Dans la planche Atlas, issue du livre La conquête de l’espace. Atlas à l’usage des artistes et des militaires (1975), Marcel Broodthaers transforme la feuille non-coupée de l’édition en affiche. Par ailleurs, dans L'image écrite ou la déraison graphique (1995), Anne-Marie Christin observe que l’écriture, qui avait perdu avec l’invention de l’alphabet, ses attaches sémiotiques à son support, les retrouve à travers la description géographique.
Pour aborder cette problématique, j'adopterai une analyse intermédiale focalisée sur l'idée d'une secondarité dans la littérature et l'art contemporain. Je me situe ainsi dans le sillage d’Aby Warburg qui dans « Divination païenne et antique dans les écrits et les images à l’époque de Luther » (1990, [1920]), met en lumière la réadaptation des « pathosformeln » de l’Antiquité à la Renaissance.

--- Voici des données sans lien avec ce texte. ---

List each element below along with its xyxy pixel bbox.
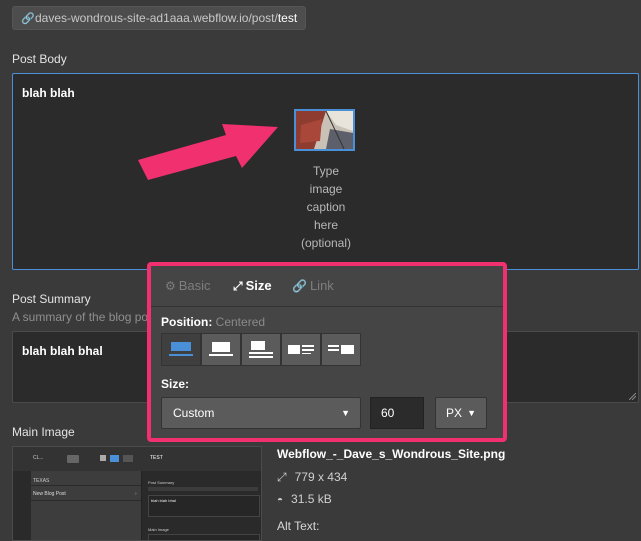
url-slug: test xyxy=(277,11,298,25)
post-body-label: Post Body xyxy=(12,52,67,66)
position-float-right-button[interactable] xyxy=(321,333,361,366)
gauge-icon: ◓ xyxy=(277,495,284,506)
tab-link-label: Link xyxy=(309,278,334,293)
tab-basic[interactable]: ⚙ Basic xyxy=(165,278,211,293)
unit-value: PX xyxy=(446,406,463,420)
size-mode-value: Custom xyxy=(173,406,215,420)
caption-line: (optional) xyxy=(300,236,352,250)
image-caption-placeholder[interactable]: Type image caption here (optional) xyxy=(291,162,361,252)
popover-tabs: ⚙ Basic ⤢ Size 🔗 Link xyxy=(151,266,503,307)
gear-icon: ⚙ xyxy=(165,279,176,293)
preview-summary-label: Post Summary xyxy=(148,480,175,485)
preview-main-image-label: Main Image xyxy=(148,527,169,532)
preview-row: TEXAS xyxy=(33,478,50,484)
image-dimensions-value: 779 x 434 xyxy=(294,470,348,484)
image-dimensions: ⤢ 779 x 434 xyxy=(277,470,347,485)
preview-header: CL... xyxy=(33,455,44,461)
image-settings-popover: ⚙Basic ⤢Size 🔗Link Position: Centered xyxy=(147,262,507,442)
tab-size[interactable]: ⤢ Size xyxy=(233,278,272,294)
preview-title: TEST xyxy=(150,455,163,461)
position-centered-button[interactable] xyxy=(161,333,201,366)
chevron-down-icon: ▼ xyxy=(341,408,350,418)
unit-select[interactable]: PX ▼ xyxy=(435,397,487,429)
align-full-icon xyxy=(209,342,233,356)
position-label-text: Position: xyxy=(161,315,213,329)
resize-handle-icon[interactable] xyxy=(629,393,636,400)
url-prefix: daves-wondrous-site-ad1aaa.webflow.io/po… xyxy=(35,11,278,25)
position-left-block-button[interactable] xyxy=(241,333,281,366)
main-image-preview[interactable]: CL... TEST TEXAS New Blog Post › Post Su… xyxy=(12,446,262,541)
link-icon: 🔗 xyxy=(21,13,35,25)
float-right-icon xyxy=(328,345,354,354)
position-value: Centered xyxy=(215,315,266,329)
caption-line: Type xyxy=(312,164,339,178)
post-summary-hint: A summary of the blog po xyxy=(12,310,149,324)
preview-row: New Blog Post xyxy=(33,491,66,497)
inline-image-thumbnail[interactable] xyxy=(294,109,355,151)
caption-line: image xyxy=(309,182,343,196)
main-image-label: Main Image xyxy=(12,425,75,439)
resize-icon: ⤢ xyxy=(277,470,287,484)
post-summary-text: blah blah bhal xyxy=(22,344,103,358)
preview-summary-text: blah blah bhal xyxy=(151,498,176,503)
link-icon: 🔗 xyxy=(292,279,307,293)
size-label: Size: xyxy=(161,377,190,391)
annotation-arrow-icon xyxy=(138,124,278,180)
image-file-size-value: 31.5 kB xyxy=(291,492,332,506)
chevron-down-icon: ▼ xyxy=(467,408,476,418)
size-mode-select[interactable]: Custom ▼ xyxy=(161,397,361,429)
size-value-input[interactable]: 60 xyxy=(370,397,424,429)
position-float-left-button[interactable] xyxy=(281,333,321,366)
caption-line: caption xyxy=(306,200,346,214)
tab-basic-label: Basic xyxy=(178,278,211,293)
tab-link[interactable]: 🔗 Link xyxy=(292,278,334,293)
resize-icon: ⤢ xyxy=(233,279,243,293)
align-left-block-icon xyxy=(249,341,273,358)
position-label: Position: Centered xyxy=(161,315,265,329)
image-file-size: ◓ 31.5 kB xyxy=(277,492,332,506)
post-summary-label: Post Summary xyxy=(12,292,91,306)
tab-size-label: Size xyxy=(245,278,272,293)
post-body-text: blah blah xyxy=(22,86,75,100)
align-centered-icon xyxy=(169,342,193,356)
post-body-editor[interactable]: blah blah Type image caption here (optio… xyxy=(12,73,639,270)
image-file-name: Webflow_-_Dave_s_Wondrous_Site.png xyxy=(277,447,506,461)
float-left-icon xyxy=(288,345,314,354)
alt-text-label: Alt Text: xyxy=(277,519,320,533)
post-url-link[interactable]: 🔗daves-wondrous-site-ad1aaa.webflow.io/p… xyxy=(12,6,306,30)
caption-line: here xyxy=(313,218,339,232)
position-full-button[interactable] xyxy=(201,333,241,366)
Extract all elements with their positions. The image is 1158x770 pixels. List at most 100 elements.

Changer le format des objets – tel que Broodthaers le fait dans Atlas et La conquête de l’espace…, c’est bouleverser de l’intérieur, l’ordre du texte, tout en problématisant la transmission de l’expérience devant la perte d’autorité de la parole littéraire dans la contre-culture des années 1960.
Ainsi l’histoire de la sensibilité de l’homme contemporain peut être complétée avec une étude de l'apparition et de l'évolution de la cartographie, en relation avec la transmission des « pathosformeln » de l'Antiquité par les différents supports des écrits et des images, tel qu’illustré dans Atlas et La conquête de l’espace… de Broodthaers.